Aggression among group-housed male mice is a major animal welfare concern often observed at animal facilities. Studies designed to understand the causes of male mice aggression have used different methodological approaches and have been heterogeneous, using different strains, environmental enrichments, housing conditions, group formations and durations. By conducting a systematic literature review based on 198 observed conclusions from 90 articles, we showed that the methodological approach used to study aggression was relevant for the outcome and suggested that home cage observations were better when studying home cage aggression than tests provoking aggression outside the home cage. The study further revealed that aggression is a complex problem; one solution will not be appropriate for all animal facilities and all research projects. Recommendations were provided on promising tools to minimize aggression, based on the results, which included what type of environmental enrichments could be appropriate and which strains of male mice were less likely to be aggressive.

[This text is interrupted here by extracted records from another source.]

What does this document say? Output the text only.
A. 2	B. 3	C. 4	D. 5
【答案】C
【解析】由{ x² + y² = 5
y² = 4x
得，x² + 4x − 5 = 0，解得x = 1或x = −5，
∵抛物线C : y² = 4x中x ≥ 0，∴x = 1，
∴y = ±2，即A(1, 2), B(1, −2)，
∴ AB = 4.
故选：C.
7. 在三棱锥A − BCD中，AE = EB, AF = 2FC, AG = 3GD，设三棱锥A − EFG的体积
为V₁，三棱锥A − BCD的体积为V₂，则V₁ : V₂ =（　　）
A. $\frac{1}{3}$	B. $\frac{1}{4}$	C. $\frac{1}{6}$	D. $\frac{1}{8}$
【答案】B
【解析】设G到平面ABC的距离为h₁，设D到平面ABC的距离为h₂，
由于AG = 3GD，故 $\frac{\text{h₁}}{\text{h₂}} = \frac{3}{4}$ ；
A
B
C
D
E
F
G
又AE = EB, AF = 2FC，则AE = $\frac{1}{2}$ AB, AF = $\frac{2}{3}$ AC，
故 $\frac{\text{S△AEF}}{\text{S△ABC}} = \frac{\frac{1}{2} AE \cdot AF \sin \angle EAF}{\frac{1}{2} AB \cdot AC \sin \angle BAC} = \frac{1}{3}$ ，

Review question / Objective: By systematically reviewing articles investigating male mouse aggression we wanted to map how the literature in the field support, or not, the available recommendations on how to prevent aggression in group housed male mice, and to detect knowledge gaps that ought to be filled. We also wanted to address and describe how aggression have been measured in the literature, since this may influence the possibility to translate outcomes to normal husbandry conditions and contribute to useful recommendations. Condition being studied: Aggression between male cage mates is one of the main problems in laboratory mouse husbandry, affecting both animal welfare and scientific quality.